I have heard about ischemic pre- and post-conditioning but I believed that they only applied to cardiac arrest. When a patient has had a downtime greater than 5 minutes, you try to basically send waves of blood to the brain and heart. This is known as stutter CPR and is a form of ischemic post-conditioning. Ischemic pre-conditioning is done exclusively in-hospital from what I have heard, pre-infarct, to strengthen and build resilience to re-perfusion injury in a high risk patient by occluding off the coronary and carotid arteries for short periods of time.
 
Apparently Indionapolis EMS has it in their STEMI protocol.

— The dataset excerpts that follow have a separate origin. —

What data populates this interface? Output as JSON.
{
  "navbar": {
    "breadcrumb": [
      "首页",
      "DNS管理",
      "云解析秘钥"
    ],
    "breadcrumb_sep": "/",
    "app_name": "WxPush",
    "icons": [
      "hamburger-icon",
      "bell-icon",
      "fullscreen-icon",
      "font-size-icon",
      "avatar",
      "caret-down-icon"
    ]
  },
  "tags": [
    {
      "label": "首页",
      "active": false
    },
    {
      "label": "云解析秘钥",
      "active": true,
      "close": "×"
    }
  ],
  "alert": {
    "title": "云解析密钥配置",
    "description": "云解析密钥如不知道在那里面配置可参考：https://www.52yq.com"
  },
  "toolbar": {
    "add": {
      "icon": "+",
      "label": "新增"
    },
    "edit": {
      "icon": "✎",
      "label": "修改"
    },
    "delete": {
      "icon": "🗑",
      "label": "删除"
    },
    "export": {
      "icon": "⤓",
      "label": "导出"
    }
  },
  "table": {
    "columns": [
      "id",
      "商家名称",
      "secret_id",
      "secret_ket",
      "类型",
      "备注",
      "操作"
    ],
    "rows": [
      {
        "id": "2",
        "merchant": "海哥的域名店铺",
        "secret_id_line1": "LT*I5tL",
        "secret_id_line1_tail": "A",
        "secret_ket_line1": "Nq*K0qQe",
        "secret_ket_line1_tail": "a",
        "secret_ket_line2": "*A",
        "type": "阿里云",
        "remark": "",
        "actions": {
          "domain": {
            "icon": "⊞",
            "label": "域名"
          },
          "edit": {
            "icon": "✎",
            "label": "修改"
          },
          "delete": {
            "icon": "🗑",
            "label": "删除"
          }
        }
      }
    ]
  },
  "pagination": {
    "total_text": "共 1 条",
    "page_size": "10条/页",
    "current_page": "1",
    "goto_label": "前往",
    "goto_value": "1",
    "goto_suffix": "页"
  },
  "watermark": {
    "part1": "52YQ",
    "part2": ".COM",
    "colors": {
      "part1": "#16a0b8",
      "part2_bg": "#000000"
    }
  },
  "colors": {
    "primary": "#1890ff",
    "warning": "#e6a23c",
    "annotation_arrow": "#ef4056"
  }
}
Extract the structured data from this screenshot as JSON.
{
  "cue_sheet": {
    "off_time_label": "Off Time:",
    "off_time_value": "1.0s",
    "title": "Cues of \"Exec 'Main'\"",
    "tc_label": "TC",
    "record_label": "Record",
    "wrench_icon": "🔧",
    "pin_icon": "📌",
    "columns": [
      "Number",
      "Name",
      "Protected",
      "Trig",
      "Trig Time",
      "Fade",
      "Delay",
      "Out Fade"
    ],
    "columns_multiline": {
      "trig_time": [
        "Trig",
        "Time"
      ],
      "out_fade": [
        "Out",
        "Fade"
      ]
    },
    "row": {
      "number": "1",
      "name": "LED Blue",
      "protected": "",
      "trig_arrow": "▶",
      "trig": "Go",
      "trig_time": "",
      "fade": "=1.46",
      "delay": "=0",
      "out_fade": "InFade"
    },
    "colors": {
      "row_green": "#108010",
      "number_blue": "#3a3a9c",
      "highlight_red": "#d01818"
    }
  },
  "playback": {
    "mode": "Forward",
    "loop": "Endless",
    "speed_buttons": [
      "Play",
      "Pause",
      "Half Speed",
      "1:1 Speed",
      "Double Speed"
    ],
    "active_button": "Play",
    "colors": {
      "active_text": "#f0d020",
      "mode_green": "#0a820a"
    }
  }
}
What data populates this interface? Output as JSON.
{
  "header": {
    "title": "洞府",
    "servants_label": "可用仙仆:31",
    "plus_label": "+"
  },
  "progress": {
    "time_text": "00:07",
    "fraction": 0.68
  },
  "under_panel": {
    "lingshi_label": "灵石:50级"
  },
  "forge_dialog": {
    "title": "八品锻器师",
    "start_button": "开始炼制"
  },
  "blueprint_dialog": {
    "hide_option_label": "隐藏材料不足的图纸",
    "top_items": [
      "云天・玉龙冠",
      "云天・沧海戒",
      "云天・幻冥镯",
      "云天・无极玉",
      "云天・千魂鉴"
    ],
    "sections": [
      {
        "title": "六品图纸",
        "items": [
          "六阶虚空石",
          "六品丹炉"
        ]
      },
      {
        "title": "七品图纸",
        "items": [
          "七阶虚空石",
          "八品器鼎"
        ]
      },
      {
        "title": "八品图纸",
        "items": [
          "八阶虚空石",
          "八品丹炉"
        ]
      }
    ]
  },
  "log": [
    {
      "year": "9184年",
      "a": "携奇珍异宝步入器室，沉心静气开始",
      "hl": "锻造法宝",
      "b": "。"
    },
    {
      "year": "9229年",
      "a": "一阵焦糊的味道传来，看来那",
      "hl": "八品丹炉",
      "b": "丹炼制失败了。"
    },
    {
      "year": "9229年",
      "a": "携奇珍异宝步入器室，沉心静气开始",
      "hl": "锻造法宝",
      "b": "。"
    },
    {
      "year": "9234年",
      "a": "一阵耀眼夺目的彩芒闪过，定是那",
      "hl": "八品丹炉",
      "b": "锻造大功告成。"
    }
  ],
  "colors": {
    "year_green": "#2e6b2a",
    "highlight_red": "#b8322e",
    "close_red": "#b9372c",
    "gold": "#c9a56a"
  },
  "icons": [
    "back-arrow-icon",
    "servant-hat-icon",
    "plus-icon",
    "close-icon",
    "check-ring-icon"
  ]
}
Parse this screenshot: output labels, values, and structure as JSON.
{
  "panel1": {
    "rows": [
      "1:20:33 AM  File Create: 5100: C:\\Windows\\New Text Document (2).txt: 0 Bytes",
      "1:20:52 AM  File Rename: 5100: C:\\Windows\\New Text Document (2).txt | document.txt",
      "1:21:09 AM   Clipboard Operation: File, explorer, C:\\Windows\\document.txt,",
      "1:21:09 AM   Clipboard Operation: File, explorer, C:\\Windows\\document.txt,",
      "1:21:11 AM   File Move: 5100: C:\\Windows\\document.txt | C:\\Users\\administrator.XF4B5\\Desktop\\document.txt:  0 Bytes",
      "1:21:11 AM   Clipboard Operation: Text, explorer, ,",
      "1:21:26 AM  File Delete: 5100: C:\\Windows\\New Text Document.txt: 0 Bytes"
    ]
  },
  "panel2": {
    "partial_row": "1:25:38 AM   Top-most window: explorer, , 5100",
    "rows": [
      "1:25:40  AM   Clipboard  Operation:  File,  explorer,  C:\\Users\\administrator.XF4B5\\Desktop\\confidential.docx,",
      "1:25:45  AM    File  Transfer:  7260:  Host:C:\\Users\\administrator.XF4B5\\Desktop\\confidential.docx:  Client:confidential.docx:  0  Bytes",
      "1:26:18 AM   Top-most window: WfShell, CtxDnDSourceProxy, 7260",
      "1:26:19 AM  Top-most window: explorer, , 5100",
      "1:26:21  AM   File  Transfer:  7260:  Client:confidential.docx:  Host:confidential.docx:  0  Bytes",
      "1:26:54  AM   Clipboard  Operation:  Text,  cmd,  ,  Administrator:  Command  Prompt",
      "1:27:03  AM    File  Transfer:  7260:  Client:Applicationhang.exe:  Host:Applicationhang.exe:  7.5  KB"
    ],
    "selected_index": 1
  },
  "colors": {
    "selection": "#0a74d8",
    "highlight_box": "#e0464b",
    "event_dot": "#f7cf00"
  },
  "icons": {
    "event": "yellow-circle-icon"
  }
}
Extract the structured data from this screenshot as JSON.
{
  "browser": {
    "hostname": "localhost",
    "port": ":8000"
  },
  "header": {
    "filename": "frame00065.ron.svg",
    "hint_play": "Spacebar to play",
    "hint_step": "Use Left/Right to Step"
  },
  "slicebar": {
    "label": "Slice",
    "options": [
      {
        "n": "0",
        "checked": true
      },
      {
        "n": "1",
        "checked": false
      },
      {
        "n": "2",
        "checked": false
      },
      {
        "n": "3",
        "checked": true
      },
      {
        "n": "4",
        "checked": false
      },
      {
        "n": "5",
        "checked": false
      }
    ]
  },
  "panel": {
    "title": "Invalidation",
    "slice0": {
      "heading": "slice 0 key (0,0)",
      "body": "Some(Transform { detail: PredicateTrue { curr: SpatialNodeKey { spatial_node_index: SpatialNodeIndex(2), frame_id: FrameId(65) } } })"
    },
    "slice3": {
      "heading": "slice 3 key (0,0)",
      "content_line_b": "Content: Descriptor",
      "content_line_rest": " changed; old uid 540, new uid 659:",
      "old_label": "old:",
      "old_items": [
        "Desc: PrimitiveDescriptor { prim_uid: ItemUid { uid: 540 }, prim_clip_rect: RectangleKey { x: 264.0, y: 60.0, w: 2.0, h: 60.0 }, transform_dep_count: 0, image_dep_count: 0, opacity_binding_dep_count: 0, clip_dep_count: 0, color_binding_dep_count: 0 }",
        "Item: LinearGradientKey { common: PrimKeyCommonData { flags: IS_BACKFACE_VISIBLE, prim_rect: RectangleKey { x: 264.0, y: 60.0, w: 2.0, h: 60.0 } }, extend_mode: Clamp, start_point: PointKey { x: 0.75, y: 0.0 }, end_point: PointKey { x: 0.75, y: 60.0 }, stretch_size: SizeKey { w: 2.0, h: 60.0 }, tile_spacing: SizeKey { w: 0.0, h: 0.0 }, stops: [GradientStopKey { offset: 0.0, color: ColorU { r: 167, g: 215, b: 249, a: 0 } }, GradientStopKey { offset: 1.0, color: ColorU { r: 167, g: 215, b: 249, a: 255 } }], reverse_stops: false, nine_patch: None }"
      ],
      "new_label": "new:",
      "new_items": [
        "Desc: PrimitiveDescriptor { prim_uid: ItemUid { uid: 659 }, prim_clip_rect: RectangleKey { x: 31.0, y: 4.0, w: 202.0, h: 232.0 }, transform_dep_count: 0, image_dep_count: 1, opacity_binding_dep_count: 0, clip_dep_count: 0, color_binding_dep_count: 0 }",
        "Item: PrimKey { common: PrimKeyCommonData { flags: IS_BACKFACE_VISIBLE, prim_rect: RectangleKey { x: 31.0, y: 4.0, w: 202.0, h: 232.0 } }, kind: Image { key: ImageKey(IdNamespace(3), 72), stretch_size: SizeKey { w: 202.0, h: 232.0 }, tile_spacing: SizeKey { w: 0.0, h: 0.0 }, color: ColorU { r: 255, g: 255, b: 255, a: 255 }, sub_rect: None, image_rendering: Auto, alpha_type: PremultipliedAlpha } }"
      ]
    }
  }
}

Easy, safe and effective...
 
This is the first time I am reading/hearing about this. Interesting. Thank you for sharing.
 
My program did a study on it, was in trial phase last year, and was moved into the actual protocol this year for STEMI's. Exclusion criteria would be a patient who has received thrombolytics for the STEMI, history of thrombosis in either arm, mastectomy, or systolics less then 100/ on a vasopressor. We do a total of 4 cycles, 5 minutes in duration, and medicate for pain/discomfort if needed.
 
https://www.dropbox.com/s/frlgsrm6gnj5rhw/RIPC Trial.pdf?dl=0

Trial demonstrating significant reduction in mortality in STEMI pts.

Nice study.

That being said, cardiac mortality was non-significant (p=0.26). There's also no significant difference in the rate of MI, or development of HF. The difference in MACCE is primarily driven by non-cardiac mortality (19/32). This is why I don't like composite endpoints.

But, I stand corrected. This is also currently being trialed locally in the prehospital environment.

I'm interested to see where this goes, as it's a low-technology approach that could have widespread adoption.